Something similar happened with their laser scalpels. Usually they were thrown away. One Saturday, they ran out. One of the surgeons said, “where are the used ones? We can recycle them.” They gathered them all up, but they didn’t have the right machine to sterilize them. The surgeon took them to the private clinic he worked at, which did have the machine. “He brought them back, 200 of them, as good as new, which will last us for two months.”
These lessons may be useful in the future. But such improvisation is not itself a solution. Of course the price of oil means there are problems with the foreign currency needed to import drugs and medical supplies. However, Zayra Medina is sharply critical of the revolution’s failure to develop domestic industry when it could. “We had 17 years when we could easily have built the factories we need to supply the health service. We didn’t do it. That was a very big mistake, and we now have to speak out clearly and correct it.”
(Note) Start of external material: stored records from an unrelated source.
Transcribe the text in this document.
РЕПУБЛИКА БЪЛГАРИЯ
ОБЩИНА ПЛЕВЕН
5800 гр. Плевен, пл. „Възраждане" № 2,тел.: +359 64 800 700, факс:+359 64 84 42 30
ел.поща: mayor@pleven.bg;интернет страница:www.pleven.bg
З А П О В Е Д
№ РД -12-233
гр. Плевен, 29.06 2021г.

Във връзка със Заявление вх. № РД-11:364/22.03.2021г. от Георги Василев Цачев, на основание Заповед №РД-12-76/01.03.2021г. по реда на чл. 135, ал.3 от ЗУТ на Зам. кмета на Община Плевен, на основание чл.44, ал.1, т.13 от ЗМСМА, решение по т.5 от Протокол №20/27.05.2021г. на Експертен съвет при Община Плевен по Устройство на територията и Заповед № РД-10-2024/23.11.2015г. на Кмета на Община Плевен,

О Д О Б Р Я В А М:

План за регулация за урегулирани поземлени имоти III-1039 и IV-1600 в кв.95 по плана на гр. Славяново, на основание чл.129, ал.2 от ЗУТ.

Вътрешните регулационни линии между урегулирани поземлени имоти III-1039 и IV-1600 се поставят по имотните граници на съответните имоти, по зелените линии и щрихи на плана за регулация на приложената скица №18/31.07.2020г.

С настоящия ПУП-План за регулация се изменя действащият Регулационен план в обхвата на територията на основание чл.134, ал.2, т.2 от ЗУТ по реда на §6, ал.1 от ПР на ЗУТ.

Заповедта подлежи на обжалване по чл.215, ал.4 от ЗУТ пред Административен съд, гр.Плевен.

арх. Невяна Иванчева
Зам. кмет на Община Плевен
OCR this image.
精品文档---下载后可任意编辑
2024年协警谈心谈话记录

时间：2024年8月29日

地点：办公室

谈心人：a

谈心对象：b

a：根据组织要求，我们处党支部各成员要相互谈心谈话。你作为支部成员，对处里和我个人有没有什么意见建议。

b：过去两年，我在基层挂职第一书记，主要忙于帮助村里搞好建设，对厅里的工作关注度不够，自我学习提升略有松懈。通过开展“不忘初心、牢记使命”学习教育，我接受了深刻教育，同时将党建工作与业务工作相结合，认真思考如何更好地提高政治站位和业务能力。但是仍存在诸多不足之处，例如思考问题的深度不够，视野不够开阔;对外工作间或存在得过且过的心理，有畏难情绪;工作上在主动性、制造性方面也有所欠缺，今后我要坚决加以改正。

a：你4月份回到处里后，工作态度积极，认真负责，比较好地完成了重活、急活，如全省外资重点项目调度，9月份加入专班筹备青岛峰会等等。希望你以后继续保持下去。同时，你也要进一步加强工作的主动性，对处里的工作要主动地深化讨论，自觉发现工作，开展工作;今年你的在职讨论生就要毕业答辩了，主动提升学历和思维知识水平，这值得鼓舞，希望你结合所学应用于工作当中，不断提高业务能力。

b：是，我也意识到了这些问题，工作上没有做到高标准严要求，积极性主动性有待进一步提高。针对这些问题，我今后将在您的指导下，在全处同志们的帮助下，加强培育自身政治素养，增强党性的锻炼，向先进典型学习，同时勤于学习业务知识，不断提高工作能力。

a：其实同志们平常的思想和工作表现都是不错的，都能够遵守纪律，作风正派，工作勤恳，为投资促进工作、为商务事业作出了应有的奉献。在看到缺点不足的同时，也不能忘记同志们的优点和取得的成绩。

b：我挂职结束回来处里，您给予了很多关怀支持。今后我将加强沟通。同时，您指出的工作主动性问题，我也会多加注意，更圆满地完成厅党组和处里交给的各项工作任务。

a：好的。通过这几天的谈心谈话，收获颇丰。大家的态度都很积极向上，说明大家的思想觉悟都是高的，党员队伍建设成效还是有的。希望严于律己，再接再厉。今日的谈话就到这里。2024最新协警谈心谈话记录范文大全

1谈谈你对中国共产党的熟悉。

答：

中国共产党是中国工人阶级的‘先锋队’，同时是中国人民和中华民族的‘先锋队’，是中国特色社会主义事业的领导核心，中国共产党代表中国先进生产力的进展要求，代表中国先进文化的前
One way to fund this, in her view, would be to put an end to “the absurd situation” where huge amounts of public money go into paying public employees’ private health insurance, which subsidizes the private clinics but which often isn’t enough, and then the public hospitals have to sort out the mess. “PDVSA, Cantv, Corpoelec, 95 percent of them do it. It pains me to say it but they don’t believe in Barrio Adentro and the public health service.” If that money were put into public hospitals, they would be far better than the private sector, argues Medina. “But that would hit some people hard in the pocket. The private insurance companies pay hefty commissions.”